Immerhin steht es bedenklich genug, und begreift sich des Kranken
Sehnlich geäußerter Wunsch, daß den einzigen Sohn er noch einmal
Möchte im Leben erblicken. Erst sollte ein Brief Sie verständ'gen;
Aber zu wenig verläßlich – seit Monden bereits ohne Nachricht –
Schien ihm der schriftliche Weg – so hat er denn mich mit dem Auftrag,
Sie zu erforschen, betraut, und schier wie ein Wunder, so glücklich
Hat es der Himmel gefügt: Sei dies uns ein günstiges Zeichen,
Daß auch daheim unterdessen sich Alles zum Besser'n gewendet!« –
Also der Hüttenadjunct. Schwermüthig wie Sterbegeläute
Tönte sein Trauerbericht in's Ohr mir, während ich langsam
Bangaufhorchend ihm schritt zur Seite in stummer Betäubung,
Bitter mich selbst anklagend, und reichliche Thränen vergießend. –
O! wie schmolz nun mit ihnen dahin mein kindischer Hochmuth!

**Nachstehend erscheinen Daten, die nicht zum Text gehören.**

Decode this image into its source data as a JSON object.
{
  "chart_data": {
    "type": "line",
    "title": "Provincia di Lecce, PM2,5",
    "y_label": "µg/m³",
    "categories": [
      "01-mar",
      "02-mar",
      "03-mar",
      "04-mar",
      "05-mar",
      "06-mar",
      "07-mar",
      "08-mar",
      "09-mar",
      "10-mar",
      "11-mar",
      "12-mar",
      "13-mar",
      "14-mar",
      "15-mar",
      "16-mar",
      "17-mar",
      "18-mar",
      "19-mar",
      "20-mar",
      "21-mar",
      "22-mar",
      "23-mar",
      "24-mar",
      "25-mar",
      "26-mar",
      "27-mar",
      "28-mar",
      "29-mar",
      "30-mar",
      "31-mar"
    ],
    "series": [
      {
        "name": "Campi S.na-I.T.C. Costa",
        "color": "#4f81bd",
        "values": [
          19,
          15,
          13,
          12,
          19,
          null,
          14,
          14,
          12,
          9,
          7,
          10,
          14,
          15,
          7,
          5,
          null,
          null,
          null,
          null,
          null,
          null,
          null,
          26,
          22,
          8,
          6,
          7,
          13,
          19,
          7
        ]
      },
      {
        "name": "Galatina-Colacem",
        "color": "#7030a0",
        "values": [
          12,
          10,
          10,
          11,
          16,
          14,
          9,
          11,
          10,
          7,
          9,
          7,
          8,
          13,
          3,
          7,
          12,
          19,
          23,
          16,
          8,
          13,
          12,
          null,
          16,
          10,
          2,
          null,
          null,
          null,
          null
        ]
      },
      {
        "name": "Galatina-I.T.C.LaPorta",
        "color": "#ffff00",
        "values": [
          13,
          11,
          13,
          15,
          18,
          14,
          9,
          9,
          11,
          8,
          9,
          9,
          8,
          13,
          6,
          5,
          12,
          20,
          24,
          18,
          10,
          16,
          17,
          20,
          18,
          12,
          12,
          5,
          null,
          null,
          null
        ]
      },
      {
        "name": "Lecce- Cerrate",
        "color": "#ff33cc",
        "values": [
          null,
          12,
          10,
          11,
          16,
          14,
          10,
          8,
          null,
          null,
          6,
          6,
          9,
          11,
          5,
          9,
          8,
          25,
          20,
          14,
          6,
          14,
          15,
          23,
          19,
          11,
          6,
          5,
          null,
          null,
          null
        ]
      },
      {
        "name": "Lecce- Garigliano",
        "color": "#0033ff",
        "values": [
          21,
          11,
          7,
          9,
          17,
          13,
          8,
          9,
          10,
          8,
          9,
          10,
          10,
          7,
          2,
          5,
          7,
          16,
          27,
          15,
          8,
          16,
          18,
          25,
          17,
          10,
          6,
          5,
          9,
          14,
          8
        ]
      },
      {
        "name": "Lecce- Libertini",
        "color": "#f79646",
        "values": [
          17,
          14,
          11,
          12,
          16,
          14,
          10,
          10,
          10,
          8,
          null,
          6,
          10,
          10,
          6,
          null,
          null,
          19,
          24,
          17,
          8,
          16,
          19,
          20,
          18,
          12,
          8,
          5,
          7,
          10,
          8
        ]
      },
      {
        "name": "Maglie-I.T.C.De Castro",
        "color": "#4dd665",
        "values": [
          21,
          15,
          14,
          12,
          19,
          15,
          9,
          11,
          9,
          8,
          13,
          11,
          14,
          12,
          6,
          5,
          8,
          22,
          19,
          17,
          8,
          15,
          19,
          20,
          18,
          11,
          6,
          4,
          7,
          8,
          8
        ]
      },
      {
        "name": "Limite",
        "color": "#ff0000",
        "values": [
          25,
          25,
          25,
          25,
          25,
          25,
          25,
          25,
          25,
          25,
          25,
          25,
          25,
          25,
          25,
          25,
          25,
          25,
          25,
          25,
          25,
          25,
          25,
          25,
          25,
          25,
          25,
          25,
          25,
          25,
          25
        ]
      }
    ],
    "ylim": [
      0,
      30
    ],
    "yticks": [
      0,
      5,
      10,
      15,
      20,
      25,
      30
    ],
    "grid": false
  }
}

Alles, um das ich vor Kurzem noch glühend mich grämte – wie schrumpft'es
Plötzlich zusammen zu Nichts vor der Größe des herben Verlustes,
Der mich bedrohte! Entsagend nur Eines noch fleht' ich: das Schicksal,
Welches uns Alle erzieht, ausheilend oft Schmerzen mit Schmerzen,
Möge mich noch rechtzeitig erreichen lassen die Heimat,
Die durch die Nacht fernher mir die Hand darbot zur Versöhnung!